Oral Surgery and Implantology, Faculty of Medicine and Health Sciences, University of Barcelona, Barcelona, Spain.
Clin Oral Implants Res. 2025 Sep;36(9):1035-1052. doi: 10.1111/clr.14450. Epub 2025 Jun 18.
This study aimed to investigate implant outcomes in patients with head and neck cancer undergoing radiotherapy or chemotherapy by incorporating the latest research findings.
The present review was conducted to update the focused question: What is the survival rate of implants placed in patients with head and neck cancer receiving radiotherapy or chemotherapy compared to non-irradiated patients? It built upon two previous systematic reviews (2014 and 2022) and provided an updated synthesis of the literature, focusing on clinical studies published between 2021 and 2024. The earlier reviews were included in the quantitative synthesis only to offer a broader longitudinal perspective.
Nine studies were identified, with seven included in the quantitative synthesis and meta-analysis. The implant survival rate was significantly lower in irradiated patients (85.6%) compared to non-irradiated patients (90.0%) (RR = 1.62, 95% CI: 1.33-1.98, p < 0.0001, I = 0.2%). Additionally, implant failure risk was higher in grafted bone (RR = 2.03, 95% CI: 1.39-2.96, p = 0.0018, I = 21.9%) than in native bone. Among irradiated patients, those receiving radiochemotherapy exhibited an even greater risk of implant failure (RR = 1.97, 95% CI: 1.09-3.56, p = 0.0331, I = 0%) compared to non-irradiated patients.
Current evidence indicates that radiotherapy/chemotherapy significantly increases the risk of implant loss in patients with head and neck cancer, with higher radiation doses possibly being associated with increased peri-implant bone loss, while implants placed in native bone exhibit a lower risk of failure compared to those placed in grafted bone.

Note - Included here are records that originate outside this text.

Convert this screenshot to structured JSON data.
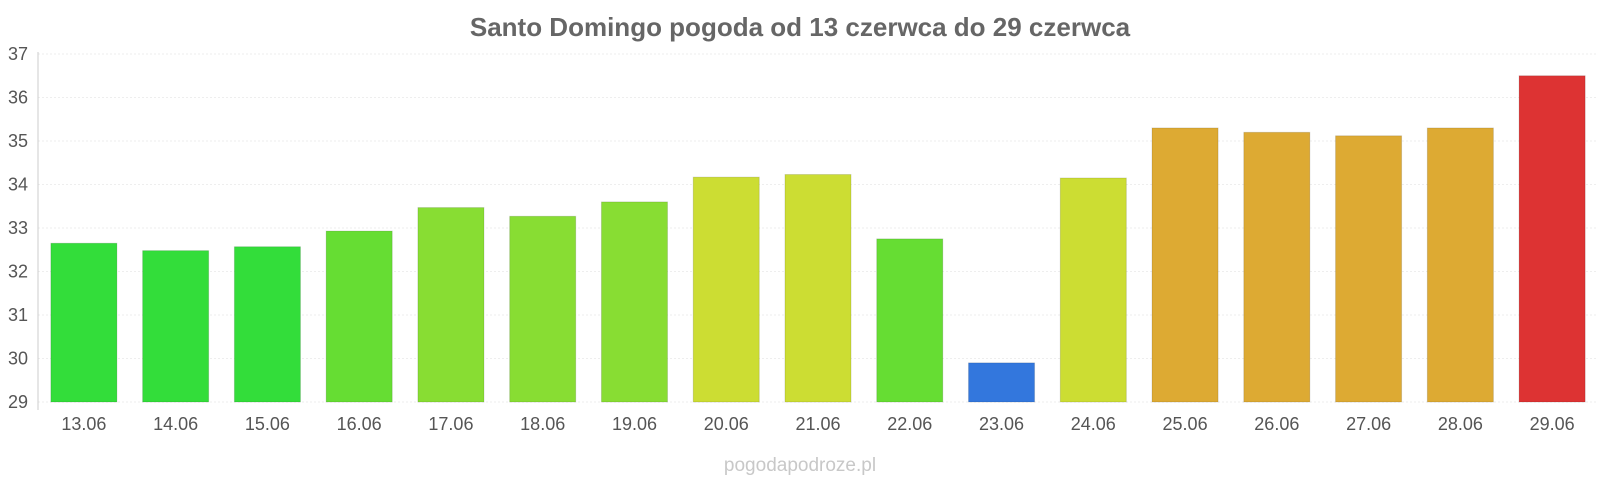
{
  "chart_data": {
    "type": "bar",
    "title": "Santo Domingo pogoda od 13 czerwca do 29 czerwca",
    "xlabel": "",
    "ylabel": "",
    "categories": [
      "13.06",
      "14.06",
      "15.06",
      "16.06",
      "17.06",
      "18.06",
      "19.06",
      "20.06",
      "21.06",
      "22.06",
      "23.06",
      "24.06",
      "25.06",
      "26.06",
      "27.06",
      "28.06",
      "29.06"
    ],
    "values": [
      32.65,
      32.48,
      32.57,
      32.93,
      33.47,
      33.27,
      33.6,
      34.17,
      34.23,
      32.75,
      29.9,
      34.15,
      35.3,
      35.2,
      35.12,
      35.3,
      36.5
    ],
    "bar_colors": [
      "#33dd3a",
      "#33dd3a",
      "#33dd3a",
      "#66dd33",
      "#88dd33",
      "#88dd33",
      "#88dd33",
      "#ccdd33",
      "#ccdd33",
      "#66dd33",
      "#3377dd",
      "#ccdd33",
      "#ddaa33",
      "#ddaa33",
      "#ddaa33",
      "#ddaa33",
      "#dd3333"
    ],
    "yticks": [
      29,
      30,
      31,
      32,
      33,
      34,
      35,
      36,
      37
    ],
    "ylim": [
      29,
      37
    ],
    "grid": true,
    "legend": "none"
  },
  "watermark": "pogodapodroze.pl"
}
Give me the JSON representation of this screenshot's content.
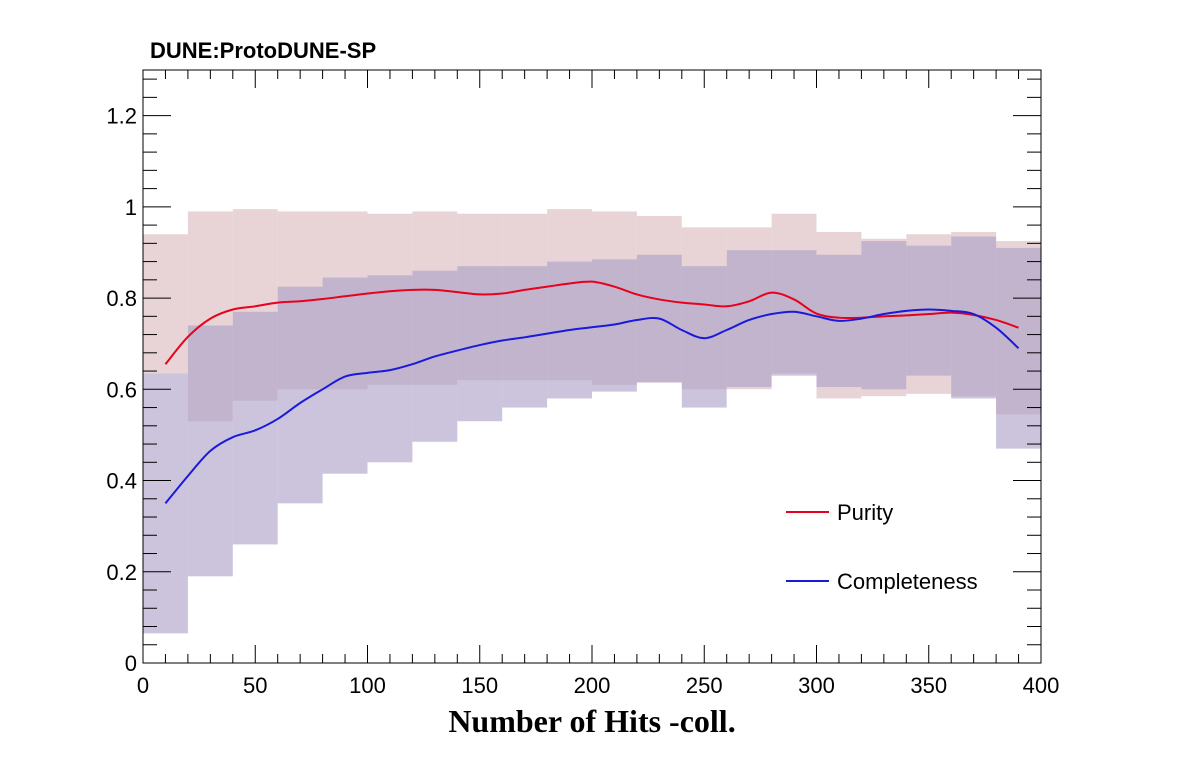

本研究旨在通过纳入最新研究结果,调查接受放疗或化疗的头颈癌患者的种植体治疗效果。
进行本次综述以更新重点问题:与未接受放疗的患者相比,接受放疗或化疗的头颈癌患者种植体的存活率是多少?该综述基于之前的两项系统评价(2014年和2022年)开展,并提供了文献的最新综合分析,重点关注2021年至2024年发表的临床研究。早期的综述仅纳入定量综合分析以提供更广泛的纵向视角。
共识别出9项研究,其中7项纳入定量综合分析和荟萃分析。与未接受放疗的患者(90.0%)相比,接受放疗的患者种植体存活率显著更低(85.6%)(风险比=1.62,95%置信区间:1.33 - 1.98,p<0.0001,I²=0.2%)。此外,移植骨中的种植体失败风险高于天然骨(风险比=2.03,95%置信区间:1.39 - 2.96,p=0.0018,I²=21.9%)。在接受放疗的患者中,与未接受放疗的患者相比,接受放化疗的患者种植体失败风险更高(风险比=1.97,95%置信区间:1.09 - 3.56,p=0.0331,I²=0%)。
目前的证据表明,放疗/化疗显著增加了头颈癌患者种植体丢失的风险,更高的放射剂量可能与种植体周围骨丢失增加有关,而与移植骨中的种植体相比,天然骨中的种植体失败风险更低。